In his previous role as head of energy business vertical at IL&FS, Kumar oversaw over 900MW of operational wind and solar projects and was instrumental in developing new business and power sale models with the government and the corporate sector.

Kumar also oversaw the stake sale of more than 700MW of wind assets to Orix Corporation of Japan.

Before his stint at IL&FS, he led the power development business – heading the thermal and hydro projects portfolio – of Larsen and Toubro (L&T), one of the largest infrastructure development players in India, in addition to leading its corporate affairs division.

Kumar has also served as president of corporate development for Reliance Power, one of the largest private sector utilities in India.

Debt-free new dawn

He takes up the helm at Suzlon at a difficult, but also promising time.

The successful completion of the company's debt restructuring followed by internal restructuring has helped reduce its interest costs by 70% and fixed costs by 30-40%.

The company expects that the leaner cost structure coupled with its huge manufacturing base and an existing order book of 876MW will help it to bounce back in the market and return to profitability by 2022.

Challenges ahead

However, Suzlon faces many challenges in India.

The government is moving away from pure-vanilla wind tenders to hybrid varieties including wind-solar hybrid, wind-solar-storage hybrid, bundled energy tenders (where renewables are bundled with conventional power) and peak supply tenders.

In this new tender power play, Siemens Gamesa and GE – with their broader expertise across the power sector – may have a competitive edge in the short- to medium-term.

Suzlon will have to work on creating the necessary collaborations and technological offerings for staying competitive in this area.

Another area beyond the federal auctions are the tender opportunities from the states and from large public sector utilities (PSUs).

State tenders have not really taken off because of lower participation due to offtake risks. Tendering by PSUs could be a game changer – especially for Suzlon – as it has been strong in this segment. However, as of now, there has been no major development in this area.

The third market opportunity is the private sector with commercial and industrial (C&I) companies.

The open access regulations allow all C&I players with demand greater than 1MW to procure power on their own either through setting up their own sources of generation or through private sale contracts with generators. In addition, large industries having their own conventional generation units are also required to meet renewable purchase obligations that would require them to purchase wind power.

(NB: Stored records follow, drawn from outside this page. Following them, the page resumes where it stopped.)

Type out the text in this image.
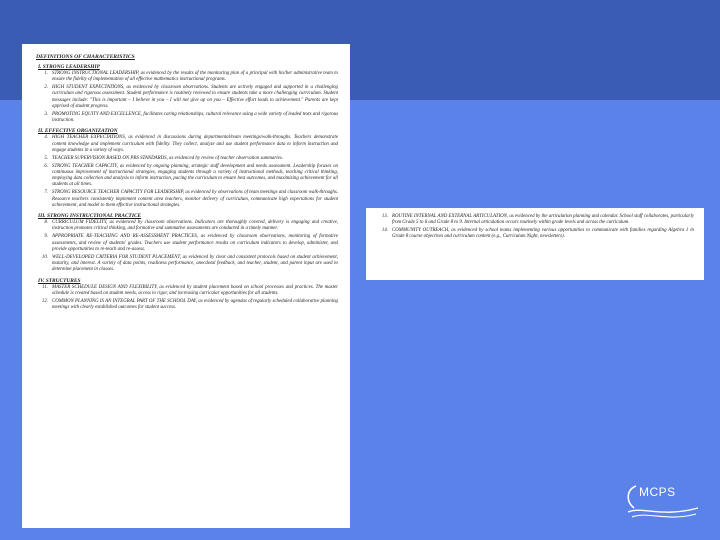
DEFINITIONS OF CHARACTERISTICS
I. STRONG LEADERSHIP
1. STRONG INSTRUCTIONAL LEADERSHIP, as evidenced by the results of the monitoring plan of a principal with his/her administrative team to ensure the fidelity of implementation of all effective mathematics instructional programs.
2. HIGH STUDENT EXPECTATIONS, as evidenced by classroom observations. Students are actively engaged and supported in a challenging curriculum and rigorous assessment. Student performance is routinely reviewed to ensure students take a more challenging curriculum. Student messages include: "This is important – I believe in you – I will not give up on you – Effective effort leads to achievement." Parents are kept apprised of student progress.
3. PROMOTING EQUITY AND EXCELLENCE, facilitates caring relationships, cultural relevance using a wide variety of leaded texts and rigorous instruction.
II. EFFECTIVE ORGANIZATION
4. HIGH TEACHER EXPECTATIONS, as evidenced in discussions during departmental/team meetings/walk-throughs. Teachers demonstrate content knowledge and implement curriculum with fidelity. They collect, analyze and use student performance data to inform instruction and engage students in a variety of ways.
5. TEACHER SUPERVISION BASED ON PBS STANDARDS, as evidenced by review of teacher observation summaries.
6. STRONG TEACHER CAPACITY, as evidenced by ongoing planning, strategic staff development and needs assessment. Leadership focuses on continuous improvement of instructional strategies, engaging students through a variety of instructional methods, teaching critical thinking, employing data collection and analysis to inform instruction, pacing the curriculum to ensure best outcomes, and maximizing achievement for all students at all times.
7. STRONG RESOURCE TEACHER CAPACITY FOR LEADERSHIP, as evidenced by observations of team meetings and classroom walk-throughs. Resource teachers consistently implement content area teachers, monitor delivery of curriculum, communicate high expectations for student achievement, and model to them effective instructional strategies.
III. STRONG INSTRUCTIONAL PRACTICE
8. CURRICULUM FIDELITY, as evidenced by classroom observations. Indicators are thoroughly covered, delivery is engaging and creative, instruction promotes critical thinking, and formative and summative assessments are conducted in a timely manner.
9. APPROPRIATE RE-TEACHING AND RE-ASSESSMENT PRACTICES, as evidenced by classroom observations, monitoring of formative assessments, and review of students' grades. Teachers use student performance results on curriculum indicators to develop, administer, and provide opportunities to re-teach and re-assess.
10. WELL-DEVELOPED CRITERIA FOR STUDENT PLACEMENT, as evidenced by clear and consistent protocols based on student achievement, maturity, and interest. A variety of data points, readiness performance, anecdotal feedback, and teacher, student, and parent input are used to determine placement in classes.
IV. STRUCTURES
11. MASTER SCHEDULE DESIGN AND FLEXIBILITY, as evidenced by student placement based on school processes and practices. The master schedule is created based on student needs, access to rigor, and increasing curricular opportunities for all students.
12. COMMON PLANNING IS AN INTEGRAL PART OF THE SCHOOL DAY, as evidenced by agendas of regularly scheduled collaborative planning meetings with clearly established outcomes for student success.
13. ROUTINE INTERNAL AND EXTERNAL ARTICULATION, as evidenced by the articulation planning and calendar. School staff collaborates, particularly from Grade 5 to 6 and Grade 8 to 9. Internal articulation occurs routinely within grade levels and across the curriculum.
14. COMMUNITY OUTREACH, as evidenced by school teams implementing various opportunities to communicate with families regarding Algebra 1 in Grade 8 course objectives and curriculum content (e.g., Curriculum Night, newsletters).
MCPS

With nearly 8GW of wind capacity already serving the C&I market and an annual market size of about 0.7-1.4GW (GWEC), this segment would offer better promise in the near future.

In the given context, the appointment of Ashwani Kumar is expected to help Suzlon deep dive into the existing and new market opportunities.

An alumnus of Harvard Business School with significant expertise in corporate engagement, corporate affairs in addition to a deep expertise in power sector project development, asset valuations, power sale models, Kumar can be instrumental in forging new collaborations with businesses and governments in the new market dynamics.